January has come to an end, and with it the first month of my Athena’s Thimble sample of the month grand plan. I wrote about the inspiration and getting started a few weeks ago here on the blog. I really had to get my skates on to get it finished by the end of the month, but Jan 30th the final stitch went in.

Derpy deer in his final glory.
The basic details: Wool cloth (one colour dyed by me), linen thread, linen cord and silk thread. I am really pleased with how he turned out. A few modifications from the original, and some thoughts on the technique and challenges I bumped into. (aka ways I screwed it up.)
There was a lot of debate at the event I was showing it at about why on earth anyone would do this, when it’s a whole lot easier to just set the appliqué on top like a normal person. It does keep it from being overly thick, it helps maintain the hand of the fabric, both of which seem frankly irrelevant in a wall hanging. It is very fabric conservative, there’s next to no waste, but that also feels pretty irrelevant in a piece that feels gilded leather is a reasonable outlining cord. Ultimately, I think we came down to ‘someone realized they could, so they did’. If you have better reasons, although that’s a good one, feel free to share!
The most obvious change is size. This is about half the size of the original, and as such made from some extremely tiny (and fragile) spots. Everything was tiny, and while I am quite happy to work at tiny scale (Quote from the spouse: You do bonsai textiles.), this got so tiny, my cloth was losing structural integrity and I had to take off my glasses and squint to see the backstitches. (I am profoundly and outrageously nearsighted. I almost stabbed myself in the nose with the needle, it was that close.)
Speaking of my cloth, I should have felted it even more than I did. I would have sworn that the cloth was well fulled when I started, but tiny little curves and tiny little tacking stitches to hold it to another tiny bit of wool, and I found all the places the the threads just pulled away from the rest of the fabric and I had to pray for structure and for something to grip. It was maddening. The dyed wool was better, I’d been rather <cough> aggressive in my dye work and felted it a bit more, and that was a feature.
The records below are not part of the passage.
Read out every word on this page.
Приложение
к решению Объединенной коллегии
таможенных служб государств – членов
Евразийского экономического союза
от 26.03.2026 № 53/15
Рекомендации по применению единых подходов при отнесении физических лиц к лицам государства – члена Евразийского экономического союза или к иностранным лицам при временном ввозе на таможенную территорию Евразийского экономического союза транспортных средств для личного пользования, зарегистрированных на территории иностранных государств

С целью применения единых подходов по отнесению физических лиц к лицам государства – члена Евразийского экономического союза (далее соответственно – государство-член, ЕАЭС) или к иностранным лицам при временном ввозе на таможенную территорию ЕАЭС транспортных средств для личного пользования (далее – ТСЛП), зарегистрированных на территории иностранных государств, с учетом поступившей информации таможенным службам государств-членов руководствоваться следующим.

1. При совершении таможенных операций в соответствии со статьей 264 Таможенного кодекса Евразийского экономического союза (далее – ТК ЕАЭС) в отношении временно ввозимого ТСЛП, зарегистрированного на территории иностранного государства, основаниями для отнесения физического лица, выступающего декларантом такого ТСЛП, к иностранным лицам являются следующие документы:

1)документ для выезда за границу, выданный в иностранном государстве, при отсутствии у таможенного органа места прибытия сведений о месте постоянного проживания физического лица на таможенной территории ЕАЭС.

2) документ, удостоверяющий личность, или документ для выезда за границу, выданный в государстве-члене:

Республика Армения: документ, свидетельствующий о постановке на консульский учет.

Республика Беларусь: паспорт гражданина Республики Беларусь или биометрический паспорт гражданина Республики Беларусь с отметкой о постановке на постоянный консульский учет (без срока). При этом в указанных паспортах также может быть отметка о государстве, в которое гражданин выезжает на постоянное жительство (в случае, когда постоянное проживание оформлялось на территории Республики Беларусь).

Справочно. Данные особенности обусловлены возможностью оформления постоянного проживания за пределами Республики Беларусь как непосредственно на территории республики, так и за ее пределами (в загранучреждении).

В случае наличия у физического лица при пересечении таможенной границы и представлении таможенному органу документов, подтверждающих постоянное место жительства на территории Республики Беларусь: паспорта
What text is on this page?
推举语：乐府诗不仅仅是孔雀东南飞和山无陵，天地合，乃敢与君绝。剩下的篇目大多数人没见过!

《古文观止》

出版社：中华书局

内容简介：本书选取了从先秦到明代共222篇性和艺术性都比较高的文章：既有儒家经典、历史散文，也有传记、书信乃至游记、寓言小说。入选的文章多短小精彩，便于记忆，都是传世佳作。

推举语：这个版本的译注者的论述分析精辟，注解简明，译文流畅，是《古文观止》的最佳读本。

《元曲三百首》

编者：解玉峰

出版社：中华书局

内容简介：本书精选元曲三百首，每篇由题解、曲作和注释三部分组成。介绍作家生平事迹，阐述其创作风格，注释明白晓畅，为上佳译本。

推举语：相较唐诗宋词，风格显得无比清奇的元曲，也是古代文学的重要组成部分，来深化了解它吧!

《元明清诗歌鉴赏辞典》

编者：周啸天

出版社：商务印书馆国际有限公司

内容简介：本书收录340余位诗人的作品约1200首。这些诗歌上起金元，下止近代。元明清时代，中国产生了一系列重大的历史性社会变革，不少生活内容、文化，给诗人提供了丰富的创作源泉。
Green sharpie to the rescue
Accept that you are not going to cut both versions identically, and know that you are about to do some trimming. Be grateful that wool has some stretch and give to it, so the wee gaps just sort of snuggle in together. Trying to mark my template onto wool was miserable. I used a sharpie on the lighter colour (that worked fairly well), but on the dark colour? Nothing showed. I didn’t have a white gel pen (on the shopping list for next time), so I literally used the template like a stencil and rubbed chalk all over. I cut it out and hoped for the best. It worked better than I feared, but there was a lot of trimming up of details. It is for jobs like this that the Cricut was invented.
The original used gilded leather cut in approx 1 mm strips to outline it. I considered learning how to gild leather, then I considered painting leather with gold paint, and then I remembered half scale and I was not going to cut anything to 0.5 mm reliably. I used linen cord in a bright gold colour. Perfect. A really fuzzy linen cord in the perfect colour. Alright, beeswax will fix that.. and it sure did, and was perfect. It also shed so badly, my little chunk of beeswax looks like it needs a shave. Worth it.

Fuzzy beeswax
I would absolutely do this again, preferably at a more sane size, once I got past my ‘omg, I am gonna break it!’ brain, it was pretty fun to do.